Organizations with the mindset:
• That the organization is a machine - tend to deny complexity, and label the
consequences as flaws in someone’s competence;
• That complexity is a necessary characteristic of organizations - tend to suffer the
consequences and accept domination;
• That the organization is a self-managing organism - tend to ignore complexity as
long as they can hoping it will somehow resolve itself;
• That the organization is a constant flux and transformation process - try to control
complexity, seeing it as a temporary state to be tamed or simplified;
• That the organization is an information-processing brain which can think its way
out of complexity - recognize complexity well but avoid it and find a way to survive
without getting in its way;
• That the organization is essentially a culture pick and choose opportunities - to
build a bridge over complexity (and often charge you to cross it safely)
Addressing complexity involves three R’s, Recognition, Resourcing & Response:
• Recognition is key, because complexity is different and invidious. It doesn’t come
organized in neat packages that can be labeled and delegated for resolution.
• Resourcing is important because resources skilled at managing complicatedness,
however large, are rarely appropriate for managing complexity.
• Response is important because complexity is more tractable to certain types of
response whereas conventional responses tend to further increase complexity.
PEX Network: Can you give some examples of initiatives to deal with complexity -
outlining the challenges and solutions used to overcome them?

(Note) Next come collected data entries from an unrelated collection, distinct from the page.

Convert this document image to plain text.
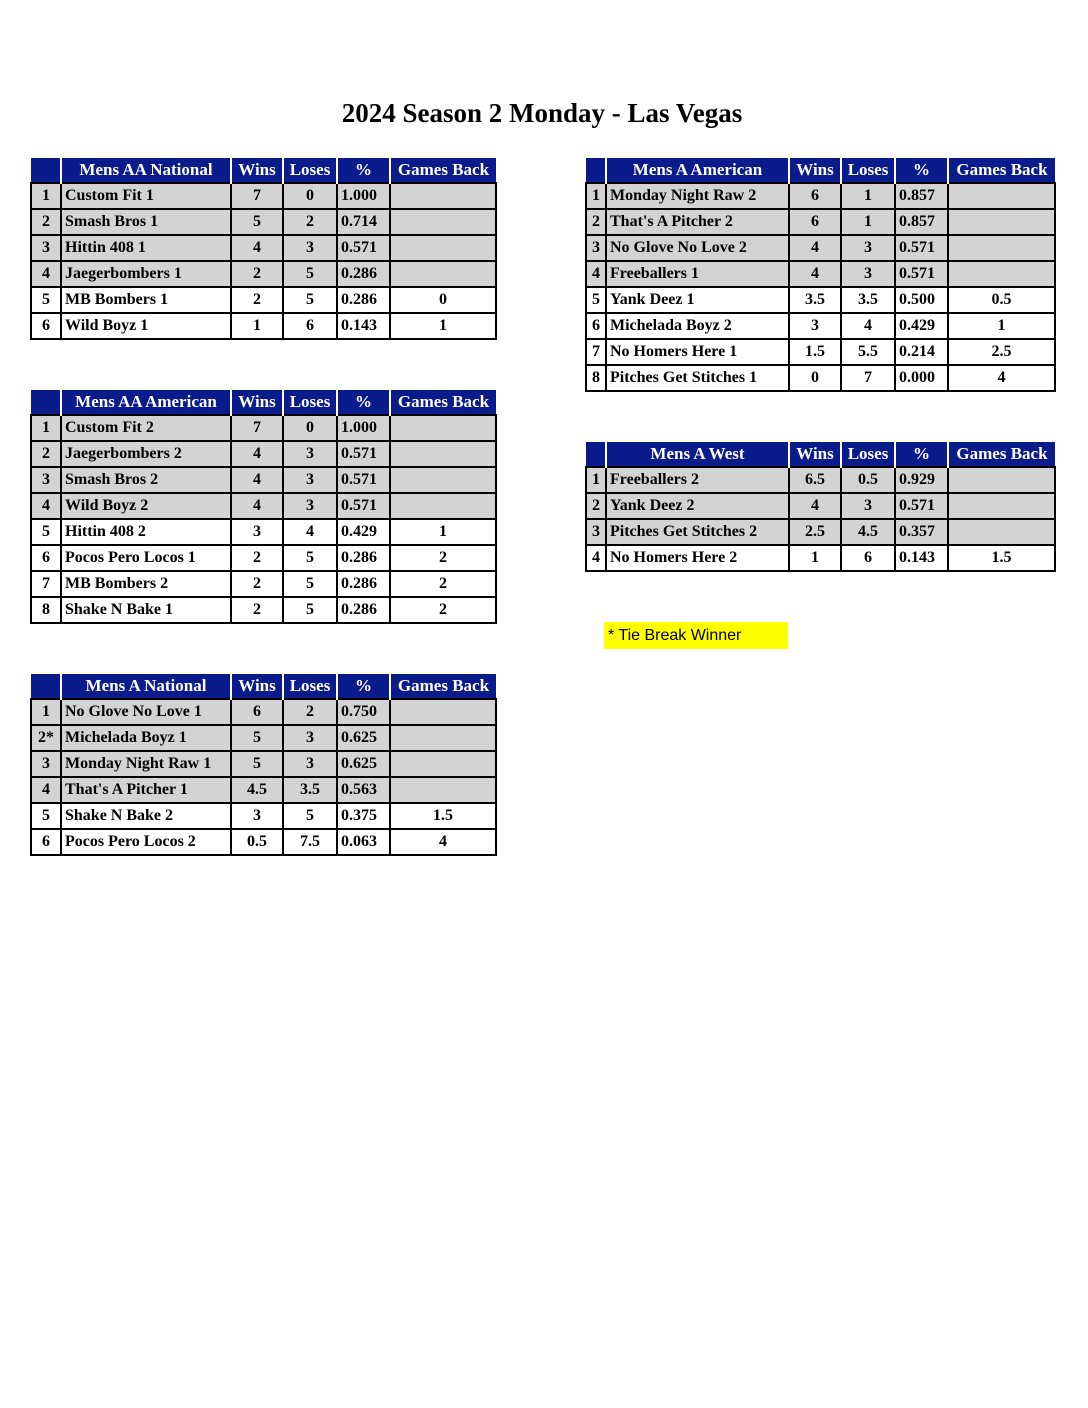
2024 Season 2 Monday - Las Vegas
	Mens AA National	Wins	Loses	%	Games Back
1	Custom Fit 1	7	0	1.000	
2	Smash Bros 1	5	2	0.714	
3	Hittin 408 1	4	3	0.571	
4	Jaegerbombers 1	2	5	0.286	
5	MB Bombers 1	2	5	0.286	0
6	Wild Boyz 1	1	6	0.143	1
	Mens AA American	Wins	Loses	%	Games Back
1	Custom Fit 2	7	0	1.000	
2	Jaegerbombers 2	4	3	0.571	
3	Smash Bros 2	4	3	0.571	
4	Wild Boyz 2	4	3	0.571	
5	Hittin 408 2	3	4	0.429	1
6	Pocos Pero Locos 1	2	5	0.286	2
7	MB Bombers 2	2	5	0.286	2
8	Shake N Bake 1	2	5	0.286	2
	Mens A National	Wins	Loses	%	Games Back
1	No Glove No Love 1	6	2	0.750	
2*	Michelada Boyz 1	5	3	0.625	
3	Monday Night Raw 1	5	3	0.625	
4	That's A Pitcher 1	4.5	3.5	0.563	
5	Shake N Bake 2	3	5	0.375	1.5
6	Pocos Pero Locos 2	0.5	7.5	0.063	4
	Mens A American	Wins	Loses	%	Games Back
1	Monday Night Raw 2	6	1	0.857	
2	That's A Pitcher 2	6	1	0.857	
3	No Glove No Love 2	4	3	0.571	
4	Freeballers 1	4	3	0.571	
5	Yank Deez 1	3.5	3.5	0.500	0.5
6	Michelada Boyz 2	3	4	0.429	1
7	No Homers Here 1	1.5	5.5	0.214	2.5
8	Pitches Get Stitches 1	0	7	0.000	4
	Mens A West	Wins	Loses	%	Games Back
1	Freeballers 2	6.5	0.5	0.929	
2	Yank Deez 2	4	3	0.571	
3	Pitches Get Stitches 2	2.5	4.5	0.357	
4	No Homers Here 2	1	6	0.143	1.5
* Tie Break Winner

Raju Oak: Complexity tends to arise in contexts characterized by:
• A network of related entities;
3. • That have behaviors determined by (often dynamic and recursive) relationships
which can in turn depend on other relationships;
• That all tend to share resources;
• That are characterized by distributed ownership; and
• That pursues different (often conflicting) outcomes at the micro and the macro
levels.
Examples are:
• Within organizations - Strategy and Performance Management, Enterprise
Architecture and IT Asset Management, Change and Transformation,
Compliance, etc…
• Within industries - complex value chains (consider the payments industry), large
program management, administration of complex financial/legal structures, etc.

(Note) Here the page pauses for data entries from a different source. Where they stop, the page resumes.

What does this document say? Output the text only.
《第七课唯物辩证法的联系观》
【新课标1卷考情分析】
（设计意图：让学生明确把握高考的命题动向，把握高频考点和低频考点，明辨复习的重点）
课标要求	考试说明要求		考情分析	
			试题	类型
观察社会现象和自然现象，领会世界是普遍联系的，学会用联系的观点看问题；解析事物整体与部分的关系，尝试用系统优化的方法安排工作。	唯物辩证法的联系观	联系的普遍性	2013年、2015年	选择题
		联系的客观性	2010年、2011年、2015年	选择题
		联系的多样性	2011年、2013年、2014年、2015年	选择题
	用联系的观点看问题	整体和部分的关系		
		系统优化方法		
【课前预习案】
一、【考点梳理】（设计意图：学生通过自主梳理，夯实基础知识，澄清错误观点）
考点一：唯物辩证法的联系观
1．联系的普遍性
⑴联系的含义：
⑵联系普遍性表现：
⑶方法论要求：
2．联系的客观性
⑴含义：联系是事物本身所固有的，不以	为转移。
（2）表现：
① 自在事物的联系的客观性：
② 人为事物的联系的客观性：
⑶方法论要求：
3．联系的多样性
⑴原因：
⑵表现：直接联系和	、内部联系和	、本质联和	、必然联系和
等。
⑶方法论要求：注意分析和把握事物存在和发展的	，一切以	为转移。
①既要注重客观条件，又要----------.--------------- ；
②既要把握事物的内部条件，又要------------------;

Successful initiatives dealing with complexity are characterized by:
• Clarity on outcomes;
• Emphasizing understanding before transformation;
• Multiple parallel but coordinated actions in a divergence/convergence learning
pattern;
• Focus on building capability in managing complexity rather than purely on
complexity resolution
PEX Network: What top tips can you offer to businesses looking to avoid common
pitfalls?
Raju Oak: My top tips would be:
• It is very important to recognize complexity as it is easy to confuse it with
complicatedness;
• Managing complexity requires a very different approach as compared to
managing complicated processes;
• Less is often more when dealing with complexity;
• Stability and understanding must precede predictability and change when
planning transformations involving complexity; and
• Understanding is continuous and dynamic. What one understood yesterday may
not be relevant today.
PEX Network: And finally, what is the one take-away that you would like attendees
at the Summit to get from your session?
Raju Oak: At the heart of complex processes (and indeed complexity) is the dynamic
interdependence of its constituents, and the understanding and visibility of those
interdependencies must precede any successful attempt to manage complex processes.